Enzymatic hydrolysis of the sugarcane samples
Enzymatic hydrolysis experiments were performed using a mixture of commercial enzyme preparations (Celluclast and Novozym 188; Novozymes, Denmark) at a dosage of 20 FPU plus 40 IU of β-glucosidase per gram of bagasse (oven-dry weight). Each hydrolysis experiment was conducted in 125-ml Erlenmeyer flasks containing 1 g of milled sample (oven-dry weight) and 10 ml of 50 mmol/l sodium-acetate buffer pH 4.8 in addition to the enzyme solution. The flasks were incubated at 45°C with rotary agitation at 120 rpm. The reaction was stopped at defined periods from 24 to 72 hours by heating the flask to 100°C for 5 minutes, followed by centrifugation of the material at 7800 g for 15 minutes. The soluble fractions were assayed for glucose and xylose by HPLC using a column (HPX87H; Bio-Rad) at 45°C, with an elution rate of 0.6 mL/min with 5 mmol/l sulfuric acid.
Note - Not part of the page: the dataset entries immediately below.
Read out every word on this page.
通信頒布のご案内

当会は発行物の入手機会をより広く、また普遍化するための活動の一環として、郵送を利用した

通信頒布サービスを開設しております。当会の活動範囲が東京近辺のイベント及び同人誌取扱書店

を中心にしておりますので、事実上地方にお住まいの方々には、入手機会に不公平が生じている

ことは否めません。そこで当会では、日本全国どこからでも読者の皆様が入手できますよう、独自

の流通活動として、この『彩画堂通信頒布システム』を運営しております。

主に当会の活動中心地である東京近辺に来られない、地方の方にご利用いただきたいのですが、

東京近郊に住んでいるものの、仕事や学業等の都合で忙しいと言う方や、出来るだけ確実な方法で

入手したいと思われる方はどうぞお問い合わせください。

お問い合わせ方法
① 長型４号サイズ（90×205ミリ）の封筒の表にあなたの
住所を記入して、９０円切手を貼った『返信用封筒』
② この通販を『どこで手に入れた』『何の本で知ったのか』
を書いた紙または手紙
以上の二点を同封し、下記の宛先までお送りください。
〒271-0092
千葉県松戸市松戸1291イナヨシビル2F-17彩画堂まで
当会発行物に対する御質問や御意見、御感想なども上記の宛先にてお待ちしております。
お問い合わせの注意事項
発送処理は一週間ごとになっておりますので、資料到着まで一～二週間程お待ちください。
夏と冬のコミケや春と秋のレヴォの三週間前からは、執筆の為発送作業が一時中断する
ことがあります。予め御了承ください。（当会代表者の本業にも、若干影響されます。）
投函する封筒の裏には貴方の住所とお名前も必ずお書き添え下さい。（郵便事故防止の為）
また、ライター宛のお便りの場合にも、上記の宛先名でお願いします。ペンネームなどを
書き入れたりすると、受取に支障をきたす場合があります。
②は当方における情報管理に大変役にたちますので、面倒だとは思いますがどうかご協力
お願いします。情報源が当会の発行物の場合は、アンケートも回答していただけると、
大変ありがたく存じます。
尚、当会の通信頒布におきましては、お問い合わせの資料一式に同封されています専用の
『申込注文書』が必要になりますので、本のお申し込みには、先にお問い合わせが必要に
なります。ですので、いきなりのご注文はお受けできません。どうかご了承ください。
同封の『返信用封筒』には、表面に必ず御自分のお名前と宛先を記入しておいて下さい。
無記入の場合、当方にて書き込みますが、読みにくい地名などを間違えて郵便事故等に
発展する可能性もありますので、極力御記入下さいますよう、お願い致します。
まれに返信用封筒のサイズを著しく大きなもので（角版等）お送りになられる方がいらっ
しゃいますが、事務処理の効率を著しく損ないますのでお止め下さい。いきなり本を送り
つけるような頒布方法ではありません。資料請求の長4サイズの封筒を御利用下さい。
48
Sugars were detected using a temperature-controlled infrared detector set at 35°C. The cellulose and xylan conversion levels reported in the text refer to the conversion of the polysaccharides to their monomers. Values (mean ± SD) for the hydrolysis of the untreated sugarcane samples were estimated from triplicate runs performed with the reference cultivar and experimental hybrid number 58, 140, and 146. The SD values for the hydrolysis experiments of the chlorite-delignified samples were estimated from triplicate runs for each evaluated sample.